Собирать и комментировать книги Аристотель начинает еще учась в Академии. Ни он, ни те, кто сочувствовал его занятиям, естественно не встречали никакого организационного противодействия со стороны Платона12, но о том, каково было действительное отношение к такого рода штудиям, можно судить не только по шутливому прозвищу Аристотеля, но и по тем немногочисленным высказываниям Платона, в которых философ формулировал свою позицию по отношению к письменному и устному слову.

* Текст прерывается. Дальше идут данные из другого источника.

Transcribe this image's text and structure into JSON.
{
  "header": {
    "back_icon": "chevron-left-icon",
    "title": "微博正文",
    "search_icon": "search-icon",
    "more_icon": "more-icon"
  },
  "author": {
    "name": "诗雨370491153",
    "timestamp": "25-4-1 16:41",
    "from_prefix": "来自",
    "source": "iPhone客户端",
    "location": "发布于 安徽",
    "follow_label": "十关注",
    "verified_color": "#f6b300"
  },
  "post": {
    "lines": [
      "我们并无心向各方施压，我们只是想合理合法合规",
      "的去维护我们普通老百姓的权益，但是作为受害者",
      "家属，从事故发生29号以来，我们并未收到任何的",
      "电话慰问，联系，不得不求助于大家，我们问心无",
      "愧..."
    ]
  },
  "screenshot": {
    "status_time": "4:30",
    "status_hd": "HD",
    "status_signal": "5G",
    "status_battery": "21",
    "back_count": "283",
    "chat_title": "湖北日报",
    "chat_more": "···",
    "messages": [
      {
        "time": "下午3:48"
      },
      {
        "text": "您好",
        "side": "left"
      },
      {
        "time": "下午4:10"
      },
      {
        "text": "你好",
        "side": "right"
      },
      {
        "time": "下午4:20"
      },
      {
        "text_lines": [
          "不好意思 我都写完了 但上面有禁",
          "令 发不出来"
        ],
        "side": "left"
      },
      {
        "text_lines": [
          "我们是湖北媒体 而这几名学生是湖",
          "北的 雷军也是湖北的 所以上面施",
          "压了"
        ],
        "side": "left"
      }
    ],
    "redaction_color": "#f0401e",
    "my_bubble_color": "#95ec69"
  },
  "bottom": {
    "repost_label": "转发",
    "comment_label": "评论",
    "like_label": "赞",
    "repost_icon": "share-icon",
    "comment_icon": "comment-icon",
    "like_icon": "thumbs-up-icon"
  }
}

Смысл их можно кратко представить в следующих пунктах. Книга, во-первых, не способна к диалогу, она гудит как медный сосуд, когда по нему ударишь, и на все вопросы она отвечает одно и то же (Прот. 329а). Во-вторых, письмо отнюдь не является способом улучшить память, спасти от забвения минувшее, наоборот, книга портит память, люди, доверяясь внешним знакам, утрачивают истинную мудрость, становятся «мнимомудрыми вместо мудрых» (Федр. 275b). Да и вообще, насколько силен этот аргумент об улучшении памяти, если то, к чему приходит человек в своих размышлениях о самом главном — о справедливости, прекрасном, благе, — формулируется очень просто и никак не может забыться (Письмо VII, 344e). Понятно, опять же, насколько лучше книги то сочинение, «которое по мере приобретения знаний пишется в душе обучающегося» (Федр. 276а). В-третьих, письмена настолько грубый инструмент для передачи мыслей, что только безумец станет им доверять, заранее обрекая читателя на неправильное понимание. В-четвертых, это неправильное понимание может быть и небезопасным. В пятой книге «Стромат» Климент Александрийский так проясняет этот платоновский аргумент: человек, вставший на путь познания, теряет ту «простую веру», которая может оказаться достаточной для спасения, он, если не пройдет этот путь, свернет или остановится и не достигнет и истинного гно-зиса, навсегда теряя шанс на спасение13. Важно, что эта опасность подстерегает не только «незадачливого» ученика, но и учителя, пренебрегшего своей обязанностью сеять только в плодородную почву. Наконец, в-пятых, письменная речь — это только отображение

«одушевленной речи знающего человека» (Федр. 276а), а помня, может быть, и ироническое, но отнюдь не восторженное отношение Платона к мимесису14, принимая в расчет и то, что продуктивным для него был лишь воспитательный мимесис15, мы легко можем присоединить этот «подражательный» аргумент к списку доводов о преимуществах устного слова перед письменным. Этими платоновским доводами разрушаются оба аргумента в пользу книги: теоретический — по поводу того, что книга улучшает память, и исторический, такой же общепризнанный и выдвинутый в очередной раз Рудольфом Пфейффером, ссылающимся на тот факт, что образование нуждается в книге, когда объясняет комментаторскую направленность деятельности педагогов-софистов16. Души, говорит Платон, засеваются не письменными знаками, а «живой и одушевленной речью знающего человека» (Федр. 276а), который может и промолчать, и услышать, и ответить на вопрос17. Короче, вовсе не книга, но диалектика является естественной средой пайдейи. Зачем же тогда книги вообще нужны? Платон дает целых два ответа: их пишут из одного только «позорного честолюбия» (Письмо VII, 344е), и второй, более позитивный вариант — образ писателя, которого не осуждает Платон: «... ради забавы он засеет сады письмен и станет писать; ведь когда он пишет, он накапливает запас воспоминаний для себя самого на то время, когда наступит старость — возраст забвенья, да и для всякого, кто пойдет по его следам; и он порадуется при виде нежных всходов. Между тем как другие люди предаются иным развлечениям, упиваясь пиршествами и тому подобными забавами, он вместо этого будет, вероятно, проводить время в тех развлечениях, о которых я говорю» (Федр. 276d). Писательство, конечно, не главное дело философа и воспитателя, но для забавы в старости, особенно в сравнении с теми забавами, которым предаются иные старики, оно подходит как нельзя лучше.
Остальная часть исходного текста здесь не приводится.